The biographies of the "transvestite saints" of the early Christian era were almost certainly highly fictionalized, although they accurately depicted some of the struggles around gender in the early church. More interesting are the medieval women whose lives echo those earlier fictions. I've grouped them together because of this thematic similarity even though the early legends more properly belong in the "literary" category.
- Agnes of Monçada - 15th century Spanish(?) woman who cross-dressed as a man to life as a holy hermit. Her story is similar to the semi-fictional biographies of “transvestite saints” from the early Christian era.
- Angela of Bohemia - 12th century sister of King Ottokar I of Bohemia who fled an unwanted marriage in male disguise and became a nun. Her story is similar to some semi-fictional saints lives from the early Christian era.
- Christina of Markyate - 12th century English woman who cross-dressed to flee an unwanted marriage and became a nun. Her story is similar to some semi-fictional saints biographies of the early Christian era.
- Juana de la Cruz - 15th century Spanish woman who cross-dressed to flee an unwanted marriage and became a nun. Her story is similar to some semi-fictional saints biographies of the early Christian era.
- Pope Joan - Legend of a 9th century woman who cross-dressed to take up a (male) religious profession and eventually became pope but was discovered when she gave birth. The legend has some similarities to the “transvestite saint” genre.
- Saint Anastasia - 5th century Byzantine/Egyptian saint said to have cross-dressed to join her husband in a monastery.
- Saint Athanasia of Antiochia - 9th century Syrian saint who cross-dressed to live as a holy hermit.
- Saint Eugenia - 3rd century Roman saint said to have cross-dressed to become a monk and later abbot. Her disguise was uncovered when a woman accused Eugenia of fathering her child.
- Saint Euphrosyne - 5th century Egyptian saint who cross-dressed to enter a monastic life under the name Smaragdus.
- Saint Hildegund von Schönau - 12th century German woman. As a child, she was dressed as a boy for safety when accompanying her father on pilgrimage and later retained the disguise to become a monk. Her story parallels those of the more fictional “transvestite saints” of the early Christian era.
- Saint Margaretha - Mentioned as a cross-dressing saint, but I haven’t found further details. This is not the most famous Saint Margaret (of Antioch). Possibly the same as Saint Pelagius.
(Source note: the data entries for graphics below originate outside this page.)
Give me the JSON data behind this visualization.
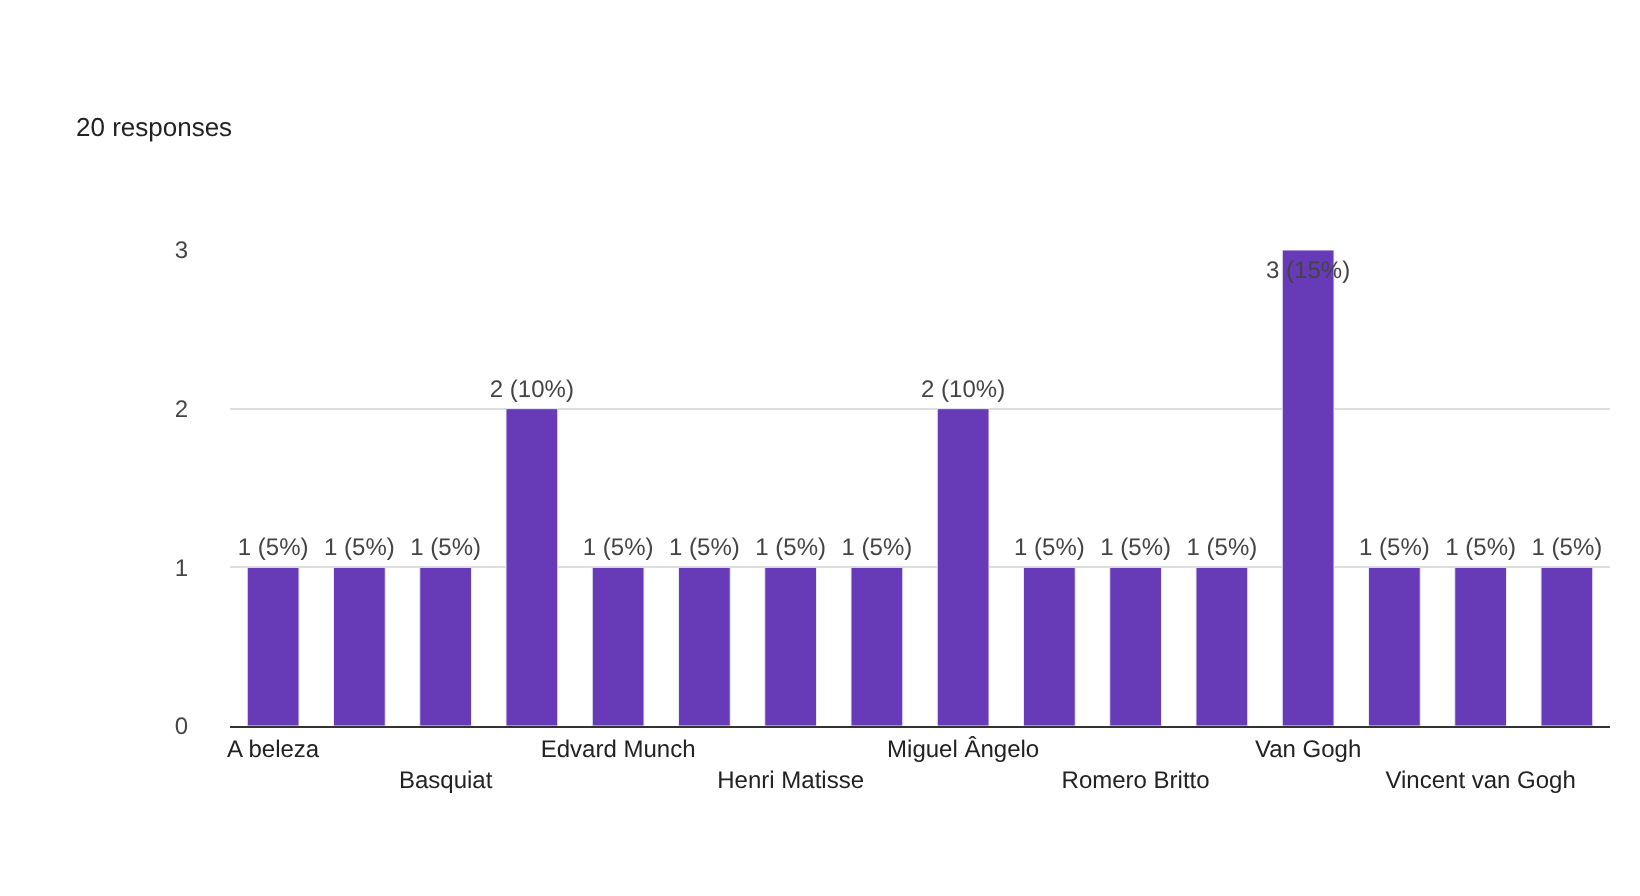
{
  "chart_data": {
    "type": "bar",
    "subtitle": "20 responses",
    "categories": [
      "A beleza",
      null,
      "Basquiat",
      null,
      "Edvard Munch",
      null,
      "Henri Matisse",
      null,
      "Miguel Ângelo",
      null,
      "Romero Britto",
      null,
      "Van Gogh",
      null,
      "Vincent van Gogh",
      null
    ],
    "values": [
      1,
      1,
      1,
      2,
      1,
      1,
      1,
      1,
      2,
      1,
      1,
      1,
      3,
      1,
      1,
      1
    ],
    "value_labels": [
      "1 (5%)",
      "1 (5%)",
      "1 (5%)",
      "2 (10%)",
      "1 (5%)",
      "1 (5%)",
      "1 (5%)",
      "1 (5%)",
      "2 (10%)",
      "1 (5%)",
      "1 (5%)",
      "1 (5%)",
      "3 (15%)",
      "1 (5%)",
      "1 (5%)",
      "1 (5%)"
    ],
    "color": "#673ab7",
    "ylim": [
      0,
      3
    ],
    "yticks": [
      0,
      1,
      2,
      3
    ],
    "grid": "y",
    "legend": false
  }
}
- Saint Marina - Egyptian saint (no date give, almost certainly entirely fictional) who was raised as a boy in order to accompany her father when he entered a monastery. She became a monk in turn. When accused of fathering a woman’s child, she left the monastery to help raise the child.
- Saint Pelagius - 4/5th century Egyptian saint (probably apocryphal). Her story begins as Margaret, a courtesan who, after she converted and was renamed Pelagia, cross-dressed under the name Pelagius to become an ascetic monk.
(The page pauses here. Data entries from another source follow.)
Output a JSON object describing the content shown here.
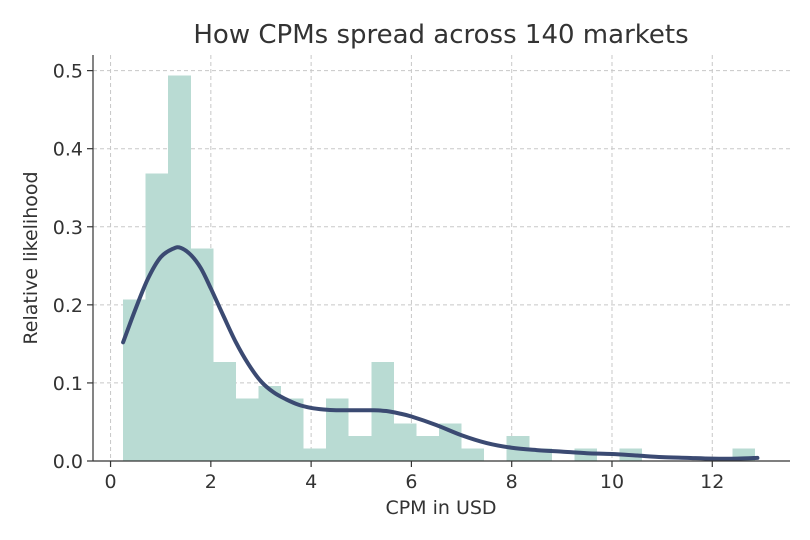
{
  "chart_data": {
    "type": "bar",
    "title": "How CPMs spread across 140 markets",
    "xlabel": "CPM in USD",
    "ylabel": "Relative likelihood",
    "xlim": [
      -0.35,
      13.55
    ],
    "ylim": [
      0,
      0.52
    ],
    "xticks": [
      0,
      2,
      4,
      6,
      8,
      10,
      12
    ],
    "yticks": [
      0.0,
      0.1,
      0.2,
      0.3,
      0.4,
      0.5
    ],
    "grid": true,
    "legend": "none",
    "colors": {
      "bars": "#b9dbd3",
      "curve": "#3b4a72"
    },
    "histogram": {
      "bin_edges": [
        0.25,
        0.7,
        1.15,
        1.6,
        2.05,
        2.5,
        2.95,
        3.4,
        3.85,
        4.3,
        4.75,
        5.2,
        5.65,
        6.1,
        6.55,
        7.0,
        7.45,
        7.9,
        8.35,
        8.8,
        9.25,
        9.7,
        10.15,
        10.6,
        11.05,
        11.5,
        11.95,
        12.4,
        12.85
      ],
      "values": [
        0.207,
        0.368,
        0.494,
        0.272,
        0.127,
        0.08,
        0.096,
        0.08,
        0.016,
        0.08,
        0.032,
        0.127,
        0.048,
        0.032,
        0.048,
        0.016,
        0.0,
        0.032,
        0.016,
        0.0,
        0.016,
        0.0,
        0.016,
        0.0,
        0.0,
        0.0,
        0.0,
        0.016
      ]
    },
    "density": {
      "x": [
        0.25,
        0.5,
        0.75,
        1.0,
        1.25,
        1.4,
        1.6,
        1.8,
        2.0,
        2.25,
        2.5,
        2.75,
        3.0,
        3.25,
        3.5,
        3.75,
        4.0,
        4.25,
        4.5,
        4.75,
        5.0,
        5.25,
        5.5,
        5.75,
        6.0,
        6.5,
        7.0,
        7.5,
        8.0,
        8.5,
        9.0,
        9.5,
        10.0,
        10.5,
        11.0,
        11.5,
        12.0,
        12.5,
        12.9
      ],
      "y": [
        0.152,
        0.195,
        0.234,
        0.261,
        0.272,
        0.273,
        0.264,
        0.247,
        0.221,
        0.186,
        0.152,
        0.124,
        0.102,
        0.088,
        0.079,
        0.072,
        0.068,
        0.066,
        0.065,
        0.065,
        0.065,
        0.065,
        0.064,
        0.061,
        0.057,
        0.046,
        0.033,
        0.023,
        0.017,
        0.014,
        0.012,
        0.01,
        0.009,
        0.007,
        0.005,
        0.004,
        0.003,
        0.003,
        0.004
      ]
    }
  }
}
- Saint Thecla - Roman woman converted by Saint Paul to whom he gave the authority to preach after she baptizes herself and puts on male clothing.
- Saint Theodora - 4/5th century Egyptian legend of a woman who (among other adventures) cross-dressed to enter a monastery and was exiled when accused of fathering a child, whom she then raised. (There is also a legend of a 4th century Egyptian Saint Theodora who briefly exchanged clothes with a man to escape prostitution. These may be versions of the same legend.)